Workers at New York’s Storm King Art Center seek to form a union amid $45m campus revamp


Staff at the upstate New York sculpture park and foundation Storm King Art Center announced their intention to unionise late last month. The organisers, including workers from multiple departments of the foundation and the park it operates, are seeking to join the Civil Service Employees Association (CSEA) and an international affiliation with the American Federation of State, County and Municipal Employees (AFSCME).

The staff members’ organising efforts follow Storm King’s announcement in August of an ambitious $45m revamp of its campus and facilities. It also comes ahead of a charity auction at Christie’s in early December, when donated works by Richard Serra, Ursula von Rydingsvard and Rashid Johnson, among others, will be offered during a contemporary art day sale to raise funds in honour of the organisation’s upcoming 60th anniversary.

“We hope Storm King Art Center will adhere to its values and promptly agree to a neutral election,” a CSEA spokesperson tells The Art Newspaper. “Regardless of job title, the workers have in common their love of the museum and its mission, especially programmes that make Storm King’s art accessible to people who might not otherwise have the opportunity to visit. Having a democratised workplace stands to benefit Storm King Art Center and only enhance its programming and customer service. We hope management will look to institutions such as the Walker Art Center, the Museum of Contemporary Art [Los Angeles] and the Academy Museum of Motion Pictures, whose leadership agreed to voluntary recognition when workers there organised.”

Thus far, however, Storm King’s administration has not opted for voluntary recognition of the union. As a result, the unionising workers petitioned the National Labor Relations Board (NLRB) for a date to proceed with union elections. The issues prompting the unionising effort echo problems motivating the broader labour movement in the cultural sector, including pay equity, healthcare and equitable wages and benefits that reflect current needs and living costs.

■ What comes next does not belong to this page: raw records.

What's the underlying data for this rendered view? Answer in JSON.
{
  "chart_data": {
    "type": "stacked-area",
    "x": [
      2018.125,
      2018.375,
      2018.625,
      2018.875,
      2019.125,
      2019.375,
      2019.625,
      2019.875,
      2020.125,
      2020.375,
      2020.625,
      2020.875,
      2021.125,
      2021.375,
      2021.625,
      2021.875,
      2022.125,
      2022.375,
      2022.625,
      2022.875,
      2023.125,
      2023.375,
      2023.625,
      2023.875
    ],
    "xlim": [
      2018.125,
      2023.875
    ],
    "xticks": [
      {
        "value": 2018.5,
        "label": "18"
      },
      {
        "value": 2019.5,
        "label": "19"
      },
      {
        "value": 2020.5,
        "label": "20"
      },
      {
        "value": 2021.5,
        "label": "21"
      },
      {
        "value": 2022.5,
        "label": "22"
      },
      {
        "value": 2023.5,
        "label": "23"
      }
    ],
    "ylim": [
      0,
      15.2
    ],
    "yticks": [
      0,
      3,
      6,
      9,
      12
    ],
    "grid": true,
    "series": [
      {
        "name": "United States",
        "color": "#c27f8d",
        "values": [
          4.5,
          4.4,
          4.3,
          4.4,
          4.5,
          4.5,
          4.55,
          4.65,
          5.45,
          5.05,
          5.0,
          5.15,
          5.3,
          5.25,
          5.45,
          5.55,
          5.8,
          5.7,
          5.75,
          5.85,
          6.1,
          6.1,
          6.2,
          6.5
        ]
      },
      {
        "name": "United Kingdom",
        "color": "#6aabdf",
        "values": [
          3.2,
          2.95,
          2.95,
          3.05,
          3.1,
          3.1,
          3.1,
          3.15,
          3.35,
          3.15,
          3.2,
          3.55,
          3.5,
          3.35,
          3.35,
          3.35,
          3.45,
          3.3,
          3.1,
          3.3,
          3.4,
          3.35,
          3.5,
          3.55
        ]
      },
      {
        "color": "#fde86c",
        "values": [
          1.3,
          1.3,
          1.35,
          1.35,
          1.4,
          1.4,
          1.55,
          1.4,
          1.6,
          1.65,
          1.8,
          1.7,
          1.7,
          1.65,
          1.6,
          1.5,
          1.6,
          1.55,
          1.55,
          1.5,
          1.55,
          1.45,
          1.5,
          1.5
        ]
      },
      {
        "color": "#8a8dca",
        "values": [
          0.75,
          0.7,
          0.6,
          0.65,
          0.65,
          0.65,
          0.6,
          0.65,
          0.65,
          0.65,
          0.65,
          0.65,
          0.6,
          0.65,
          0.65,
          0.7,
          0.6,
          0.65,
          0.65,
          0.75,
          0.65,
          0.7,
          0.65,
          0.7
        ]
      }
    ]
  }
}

“We respect our colleagues and are thankful for each person’s skills, individuality, professionalism and dedication,” a Storm King spokesperson says. “This support and respect extends to some team members’ decision to explore committing to a union and we look forward to engaging with our colleagues, the Civil Services Employees Association Local 1000 and the National Labor Relations Board during this process.”

The spokesperson added: “A core element of Storm King’s strength as an organisation is engagement in open communication. We recognise that a shared commitment to Storm King’s mission must also make space for the varied needs of individuals across the organisation. We continue to welcome dialogue with our colleagues as we move forward with this process.”

Storm King’s campus revamp, expected to be completed in 2024, follows a period of surging attendance at the beloved sculpture park. Annual visitor numbers have tripled since 2012 and are expected to total 240,000 this year.